Franzobel wuchs in Pichlwang in einer oberösterreichischen Industriesiedlung auf. Familiär stammt er aus dem Arbeiter- bzw. Handwerkermilieu: Der Vater arbeitete im Chemiewerk, der Großvater betrieb ein Tapeziergeschäft und der Urgroßvater war Bierausfahrer. Franzobel absolvierte die Höhere Technische Lehranstalt für Maschinenbau in Vöcklabruck und wollte anfänglich Erfinder werden oder Welthandel studieren. Jedoch studierte er von 1986 bis 1994 schließlich Germanistik und Geschichte an der Universität Wien. Nebenbei arbeitet er 1987 bis 1992 als Komparse am Wiener Burgtheater und ist unter dem Pseudonym „Franz Zobl“ bis 1991 als bildender Künstler tätig.[1] Daneben war er als bildender Künstler aktiv, wobei er es schaffte, mehrere kleine Ausstellungen seiner Bilder in Kaffeehäusern auf die Beine zu stellen. Das Studium schloss er mit einer Diplomarbeit über Visuelle Poesie ab.[2] Schon während seines Studiums lernte Franzobel einige Schriftsteller kennen und begann auch selbst mit dem Schreiben, seit 1989 ist er freier Schriftsteller. Sein erster großer Preis für sein literarisches Wirken war der Ingeborg-Bachmann-Preis, welchen er 1995 gewinnen konnte. Er ist außerdem der erste Preisträger des Arthur-Schnitzler-Preises, der seit 2002 vergeben wird. Zurzeit lebt er in Wien, Pichlwang, Buenos Aires und Orth an der Donau.

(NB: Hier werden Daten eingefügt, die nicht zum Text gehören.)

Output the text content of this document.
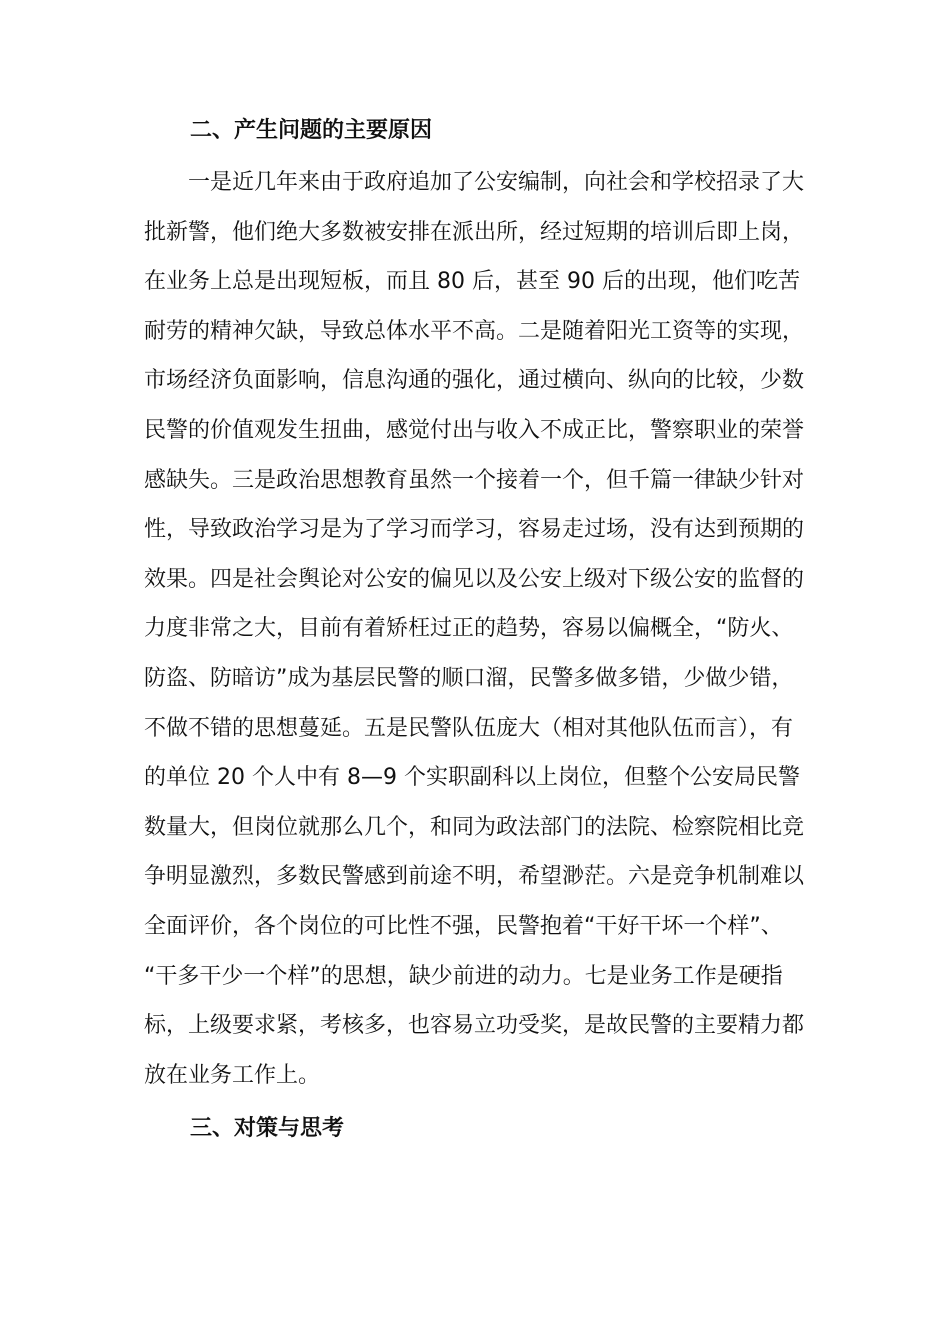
二、产生问题的主要原因
　　一是近几年来由于政府追加了公安编制，向社会和学校招录了大
批新警，他们绝大多数被安排在派出所，经过短期的培训后即上岗，
在业务上总是出现短板，而且 80 后，甚至 90 后的出现，他们吃苦
耐劳的精神欠缺，导致总体水平不高。二是随着阳光工资等的实现，
市场经济负面影响，信息沟通的强化，通过横向、纵向的比较，少数
民警的价值观发生扭曲，感觉付出与收入不成正比，警察职业的荣誉
感缺失。三是政治思想教育虽然一个接着一个，但千篇一律缺少针对
性，导致政治学习是为了学习而学习，容易走过场，没有达到预期的
效果。四是社会舆论对公安的偏见以及公安上级对下级公安的监督的
力度非常之大，目前有着矫枉过正的趋势，容易以偏概全，“防火、
防盗、防暗访”成为基层民警的顺口溜，民警多做多错，少做少错，
不做不错的思想蔓延。五是民警队伍庞大（相对其他队伍而言），有
的单位 20 个人中有 8—9 个实职副科以上岗位，但整个公安局民警
数量大，但岗位就那么几个，和同为政法部门的法院、检察院相比竞
争明显激烈，多数民警感到前途不明，希望渺茫。六是竞争机制难以
全面评价，各个岗位的可比性不强，民警抱着“干好干坏一个样”、
“干多干少一个样”的思想，缺少前进的动力。七是业务工作是硬指
标，上级要求紧，考核多，也容易立功受奖，是故民警的主要精力都
放在业务工作上。
三、对策与思考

In einem Standard-Interview 2004 erklärte Franzobel, dass es zahlreiche Legenden über die Herkunft seines Künstlernamens gebe. Gemäß einer stamme der Name von einer Fußballübertragung im Fernsehen (Frankreich gegen Belgien), bei der ihm die Bildmarke „FRAN 2:0 BEL“ ins Auge gestochen sei, die er als „Franzobel“ gelesen habe.[3] In einem 2021 erschienenen Artikel in der Presse stellte der Dichter klar, dass dies Unsinn ist, und erklärte, der Name sei eine Kombination aus dem Vornamen seines Vaters, Franz, und dem Geburtsnamen seiner Mutter, Zobl.[4][5]

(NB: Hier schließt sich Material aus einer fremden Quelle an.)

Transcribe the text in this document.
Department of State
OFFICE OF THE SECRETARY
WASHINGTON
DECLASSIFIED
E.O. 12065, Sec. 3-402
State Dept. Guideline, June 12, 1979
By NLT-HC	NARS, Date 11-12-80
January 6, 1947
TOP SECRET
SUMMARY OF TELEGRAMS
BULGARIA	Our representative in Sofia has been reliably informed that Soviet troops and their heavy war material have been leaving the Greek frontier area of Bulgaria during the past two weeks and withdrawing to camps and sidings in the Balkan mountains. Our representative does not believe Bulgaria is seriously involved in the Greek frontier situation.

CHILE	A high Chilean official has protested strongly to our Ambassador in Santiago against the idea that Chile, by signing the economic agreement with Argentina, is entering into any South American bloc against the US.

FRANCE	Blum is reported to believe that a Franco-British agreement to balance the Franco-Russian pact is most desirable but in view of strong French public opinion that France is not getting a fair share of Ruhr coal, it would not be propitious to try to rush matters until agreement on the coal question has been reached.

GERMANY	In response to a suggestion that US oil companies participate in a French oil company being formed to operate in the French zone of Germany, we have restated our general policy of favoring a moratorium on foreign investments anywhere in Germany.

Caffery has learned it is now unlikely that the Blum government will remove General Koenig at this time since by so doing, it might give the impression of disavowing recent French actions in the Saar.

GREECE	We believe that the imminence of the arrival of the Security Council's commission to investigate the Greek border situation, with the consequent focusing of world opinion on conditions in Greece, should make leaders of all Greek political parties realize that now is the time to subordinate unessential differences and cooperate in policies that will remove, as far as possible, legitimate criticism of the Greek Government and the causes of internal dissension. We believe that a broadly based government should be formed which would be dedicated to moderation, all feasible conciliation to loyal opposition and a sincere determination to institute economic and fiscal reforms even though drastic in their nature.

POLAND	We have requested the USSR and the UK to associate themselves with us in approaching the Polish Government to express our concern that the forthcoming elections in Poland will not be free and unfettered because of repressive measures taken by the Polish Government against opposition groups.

Franzobel hat einen Sohn, geb. 1998, mit der bildenden Künstlerin Carla Degenhardt. Im April 2010 wurde er ein zweites Mal Vater – Mutter ist seine Ehefrau und künstlerische Partnerin, die Schauspielerin Maxi Blaha.[6] Maxi Blaha und Franzobel leben jedoch seit 2018 getrennt.[7]

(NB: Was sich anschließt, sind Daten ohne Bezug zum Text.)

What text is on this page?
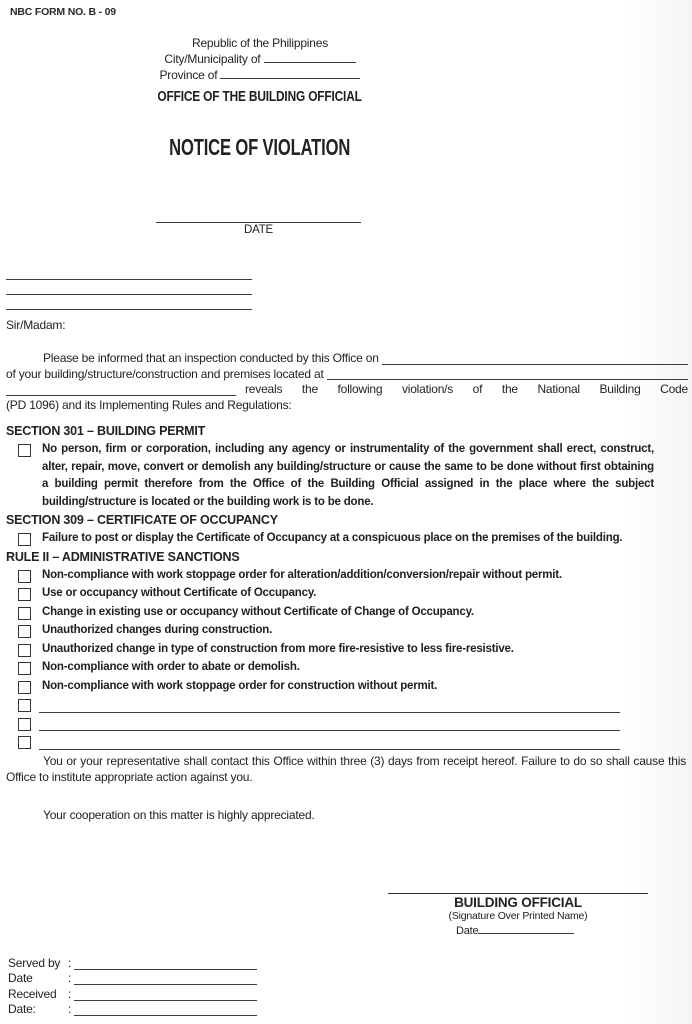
NBC FORM NO. B - 09
Republic of the Philippines
City/Municipality of
Province of
OFFICE OF THE BUILDING OFFICIAL
NOTICE OF VIOLATION
DATE
Sir/Madam:
Please be informed that an inspection conducted by this Office on
of your building/structure/construction and premises located at
reveals the following violation/s of the National Building Code
(PD 1096) and its Implementing Rules and Regulations:
SECTION 301 – BUILDING PERMIT
No person, firm or corporation, including any agency or instrumentality of the government shall erect, construct, alter, repair, move, convert or demolish any building/structure or cause the same to be done without first obtaining a building permit therefore from the Office of the Building Official assigned in the place where the subject building/structure is located or the building work is to be done.
SECTION 309 – CERTIFICATE OF OCCUPANCY
Failure to post or display the Certificate of Occupancy at a conspicuous place on the premises of the building.
RULE II – ADMINISTRATIVE SANCTIONS
Non-compliance with work stoppage order for alteration/addition/conversion/repair without permit.
Use or occupancy without Certificate of Occupancy.
Change in existing use or occupancy without Certificate of Change of Occupancy.
Unauthorized changes during construction.
Unauthorized change in type of construction from more fire-resistive to less fire-resistive.
Non-compliance with order to abate or demolish.
Non-compliance with work stoppage order for construction without permit.

You or your representative shall contact this Office within three (3) days from receipt hereof. Failure to do so shall cause this Office to institute appropriate action against you.

Your cooperation on this matter is highly appreciated.

BUILDING OFFICIAL
(Signature Over Printed Name)
Date
Served by :
Date	:
Received :
Date:	:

Im März 2022 schrieb er einen Gastbeitrag im Standard über den Russischen Überfall auf die Ukraine 2022. Er riet der Ukraine sich zu ergeben und schrieb: „Gegenwärtig sind es testosteronschäumende Söldner, die ihre Kriegsphantasien ausleben wollen. Paintballerprobte Köche, Banker, Familienväter, aber auch die bärtigen Ferdln des grimmig dreinschauenden Tschetschenen-Waldschrats (. . .). Gut, mag man denken, sollen sich diese Reserve-Rambos gegenseitig das Restgehirn wegpusten.“[8] Der Beitrag rief ein mediales Echo hervor. Der Autor und Journalist Martin Pollack nannte den Beitrag von Franzobel im Falter „schändlich und dumm.“ Er bezeichnete Franzobel als „Apologet eines skrupellosen Diktators und Schlächters“.[9] Der Literaturkritiker Paul Jandl schrieb in der NZZ, Franzobel „hielte besser den Mund“ und attestierte ihm „historische Ahnungslosigkeit“.[10]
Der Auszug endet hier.